The Microsoft Software Protection Platform, unveiled formally on Wednesday, requires that all customers consumers who buy PCs and business customers with volume licensing agreements activate their Windows Vista and Windows Longhorn Server licenses with Microsoft and prove that they have a genuine copy of Windows client or server running or face punishment.
If a retail consumer fails to active their product within 30 days of purchase, or tries to activate Vista and fails, key features of the new Windows upgrade the "Aero" user interface, Windows Defender, ReadyBoost performance enhancer, Internet Explorer 7 and Windows Media Player 11 will be disabled.
The company acknowledges that customers with non-valid Windows will be nagged with "persistent notifications" and given the chance to get legal, but if they don't comply within 30 days, the product will automatically move into this "reduced functionality mode," Microsoft said.

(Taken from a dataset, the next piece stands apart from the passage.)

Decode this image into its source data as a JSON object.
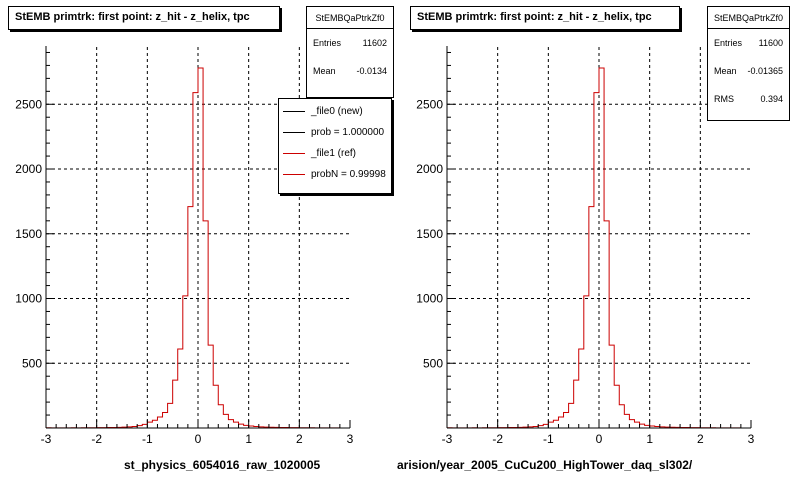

As part of the new program, Microsoft is introducing new Multiple Activation Key (MAK) options for customers with fewer than 25 PCs and a Key Management Service option for corporations with more than 25 PCs or more than five Windows servers. These licensed customers must activate within 30 days or also be forced to use the crippled version of Vista, Microsoft acknowledged in a detailed paper released Wednesday.
Windows XP has product activation requirements in place today for consumers. The existing Windows OEM activation option, for example, allows PC makers and system builders to pre-activate Windows for their customers via a System-Lock Pre-Installation or end-users can activate systems they purchase at retail on their own.
But the new Microsoft Software Protection Platform, which has been under development for several years, imposes activation requirements on volume licensed customers for the first time, as first reported by CRN.
It also gives business customers new fulfillment options: They can activate, renew and add new licenses online directly via a Microsoft Activation Server.
Volume Activation 2.0, the new policy, requires activation of volume license keys (VLKs). The intent is to make it more difficult for volume license keys to drift out of the corporation and into the hands of thieves, not change fulfillment methods, Microsoft maintains.
In a brief interview with CRN, Microsoft licensing executives noted, for example, that the KMS service can be installed in-house and administered by an IT administrator, solution provider or managed services partner. Still, the company also acknowledges that all customers, including SMB users, must activate going forward.
System builders and resellers were upbeat about the program as long as it works as advertised.
"I think it's about time. Thieves have been costing the software industry too much and legitimate users have nothing to fear so long as the program is accurate in its determination of what is and isn't legit," said Brian Bergin, president of Terabyte Computers. " Barring problems with the accuracy, I'm all for it.
The new platform will debut in Vista and in the Longhorn Windows server, and Microsoft is developing a KMS Service for Windows Server 2003. Microsoft also intends to integrate the activation platform in many other of its software products.